Generally I want to have the product finished the way I want it before bottling, meaning it has fermented and clarified to serving quality before I’d bottle. I don’t want anything going on in the bottle except for the carbonation stage. After that it’s all aging, and that results in conditioning. I prefer to bulk age most of the time when a style requires it. Bottling is my presentation, so that’s finished product, not a place for debris past acceptable for the style.

To that note, it doesn’t really matter for most styles that you have a secondary vessel, or whatever you like to call it. 4 weeks in primary is typically the same as 2 in primary and then 2 in another tank, the only difference is less residual material in the second tank when you go to bottle, and if you are careful it doesn’t matter either way.

As a guideline, many folks don’t want the beer sitting on the original yeast cake and debris for over a month, so if your recipe has a longer time than 30 days in “secondary” as a guideline, you would consider following the guideline and get the beer off the debris and let it age without the degradation of decomposing yeast and trub.
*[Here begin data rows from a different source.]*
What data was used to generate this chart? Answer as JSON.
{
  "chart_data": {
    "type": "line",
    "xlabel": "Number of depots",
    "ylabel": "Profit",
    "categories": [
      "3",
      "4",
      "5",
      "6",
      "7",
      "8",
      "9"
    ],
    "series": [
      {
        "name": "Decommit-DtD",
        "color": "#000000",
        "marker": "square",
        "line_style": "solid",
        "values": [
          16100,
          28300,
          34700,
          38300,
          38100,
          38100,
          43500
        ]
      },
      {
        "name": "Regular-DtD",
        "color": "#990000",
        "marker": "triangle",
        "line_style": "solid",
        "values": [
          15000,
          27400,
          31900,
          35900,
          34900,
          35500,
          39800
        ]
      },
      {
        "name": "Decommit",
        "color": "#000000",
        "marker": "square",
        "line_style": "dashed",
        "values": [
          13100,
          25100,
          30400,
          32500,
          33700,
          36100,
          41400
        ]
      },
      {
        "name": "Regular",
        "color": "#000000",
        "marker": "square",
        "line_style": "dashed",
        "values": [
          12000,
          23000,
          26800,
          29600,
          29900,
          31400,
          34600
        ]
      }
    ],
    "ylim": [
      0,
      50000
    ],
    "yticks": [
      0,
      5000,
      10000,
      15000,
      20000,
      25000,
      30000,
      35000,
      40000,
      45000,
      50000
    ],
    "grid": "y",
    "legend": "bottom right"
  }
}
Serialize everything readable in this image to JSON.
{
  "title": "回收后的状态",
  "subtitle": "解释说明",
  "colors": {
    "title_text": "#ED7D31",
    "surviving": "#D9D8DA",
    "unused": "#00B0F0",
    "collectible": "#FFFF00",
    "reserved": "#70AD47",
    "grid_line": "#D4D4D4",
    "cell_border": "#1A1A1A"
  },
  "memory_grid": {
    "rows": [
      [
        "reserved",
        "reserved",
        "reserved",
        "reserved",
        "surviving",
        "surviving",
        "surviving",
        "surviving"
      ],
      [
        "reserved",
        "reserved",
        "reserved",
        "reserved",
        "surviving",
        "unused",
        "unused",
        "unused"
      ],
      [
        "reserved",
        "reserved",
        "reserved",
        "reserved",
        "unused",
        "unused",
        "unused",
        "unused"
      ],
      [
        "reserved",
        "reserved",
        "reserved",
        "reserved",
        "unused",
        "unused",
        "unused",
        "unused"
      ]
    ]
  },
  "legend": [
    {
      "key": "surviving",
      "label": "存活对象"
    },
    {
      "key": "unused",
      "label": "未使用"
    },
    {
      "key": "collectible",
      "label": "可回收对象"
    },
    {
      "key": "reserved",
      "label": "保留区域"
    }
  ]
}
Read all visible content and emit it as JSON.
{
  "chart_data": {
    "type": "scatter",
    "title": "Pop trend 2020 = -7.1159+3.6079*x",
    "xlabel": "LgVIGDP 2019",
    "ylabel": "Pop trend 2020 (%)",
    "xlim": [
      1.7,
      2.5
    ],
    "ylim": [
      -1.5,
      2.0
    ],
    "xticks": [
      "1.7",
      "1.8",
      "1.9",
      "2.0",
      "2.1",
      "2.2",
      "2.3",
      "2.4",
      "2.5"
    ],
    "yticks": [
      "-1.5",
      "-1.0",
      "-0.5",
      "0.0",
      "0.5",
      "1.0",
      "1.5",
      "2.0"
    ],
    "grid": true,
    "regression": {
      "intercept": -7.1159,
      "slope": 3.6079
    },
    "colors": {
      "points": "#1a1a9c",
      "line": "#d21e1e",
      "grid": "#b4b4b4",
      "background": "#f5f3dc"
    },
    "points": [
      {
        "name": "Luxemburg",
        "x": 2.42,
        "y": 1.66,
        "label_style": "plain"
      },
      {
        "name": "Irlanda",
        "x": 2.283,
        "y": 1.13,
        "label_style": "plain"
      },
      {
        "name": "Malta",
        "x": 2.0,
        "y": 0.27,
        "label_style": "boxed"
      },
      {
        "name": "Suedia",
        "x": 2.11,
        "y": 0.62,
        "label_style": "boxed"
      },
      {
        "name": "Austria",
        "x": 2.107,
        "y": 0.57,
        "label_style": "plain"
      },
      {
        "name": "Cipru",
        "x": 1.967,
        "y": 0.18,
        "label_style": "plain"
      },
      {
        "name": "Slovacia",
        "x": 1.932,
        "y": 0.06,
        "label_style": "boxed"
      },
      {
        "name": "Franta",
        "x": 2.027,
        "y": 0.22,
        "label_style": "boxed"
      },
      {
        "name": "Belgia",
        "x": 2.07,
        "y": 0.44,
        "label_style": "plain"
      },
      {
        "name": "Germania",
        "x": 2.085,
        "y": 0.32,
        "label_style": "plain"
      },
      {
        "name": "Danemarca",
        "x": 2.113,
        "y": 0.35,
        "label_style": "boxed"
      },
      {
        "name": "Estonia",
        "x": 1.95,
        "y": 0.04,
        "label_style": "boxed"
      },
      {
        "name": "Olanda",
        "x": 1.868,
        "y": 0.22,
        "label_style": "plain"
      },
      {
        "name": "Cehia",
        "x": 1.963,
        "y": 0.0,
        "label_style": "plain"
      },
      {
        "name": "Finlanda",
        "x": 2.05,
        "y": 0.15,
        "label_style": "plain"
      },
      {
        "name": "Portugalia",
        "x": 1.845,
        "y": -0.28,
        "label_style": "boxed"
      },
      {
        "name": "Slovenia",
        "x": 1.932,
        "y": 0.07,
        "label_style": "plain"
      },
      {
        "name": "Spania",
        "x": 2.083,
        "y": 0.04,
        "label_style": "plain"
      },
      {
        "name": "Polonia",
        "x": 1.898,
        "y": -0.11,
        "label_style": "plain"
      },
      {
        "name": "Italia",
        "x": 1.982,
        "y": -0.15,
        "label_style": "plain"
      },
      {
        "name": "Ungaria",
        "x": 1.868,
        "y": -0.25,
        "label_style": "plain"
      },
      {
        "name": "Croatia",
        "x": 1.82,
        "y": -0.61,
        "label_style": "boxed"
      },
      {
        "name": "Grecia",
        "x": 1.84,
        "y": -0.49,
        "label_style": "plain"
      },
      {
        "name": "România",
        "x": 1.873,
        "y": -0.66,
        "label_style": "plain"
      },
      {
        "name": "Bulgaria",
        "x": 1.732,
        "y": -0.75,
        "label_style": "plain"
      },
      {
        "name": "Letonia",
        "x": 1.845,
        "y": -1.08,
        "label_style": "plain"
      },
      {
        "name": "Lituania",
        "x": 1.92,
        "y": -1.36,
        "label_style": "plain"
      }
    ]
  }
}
You may find that your own special process works best for the result you want, and that is the beauty of brewing. It’s not incorrect if it produces the acceptable quality of product you wanted, and you can all bet that many great styles may have come around from some deviation from accepted practice through history :slight_smile:

I almost always secondary with the exception of when using my conical. The reason isn’t always to clear or bulk age, just to free up the primary fermenter for a new batch.

I do agree that you won’t gain much leaving it in the secondary fermenter longer so my vote is go ahead and bottle.

No secondary here… unless I’m adding fruit or something else that needs to sit around for a while. I even dry hop for a week in primary. The reason I don’t is really just laziness–all my fermenters are the same so there is no “freeing up” anything and using a secondary just means one more thing I would need to clean.

Almost all of my beers below 7% abv are 3 weeks in primary, 1 week carb, drink!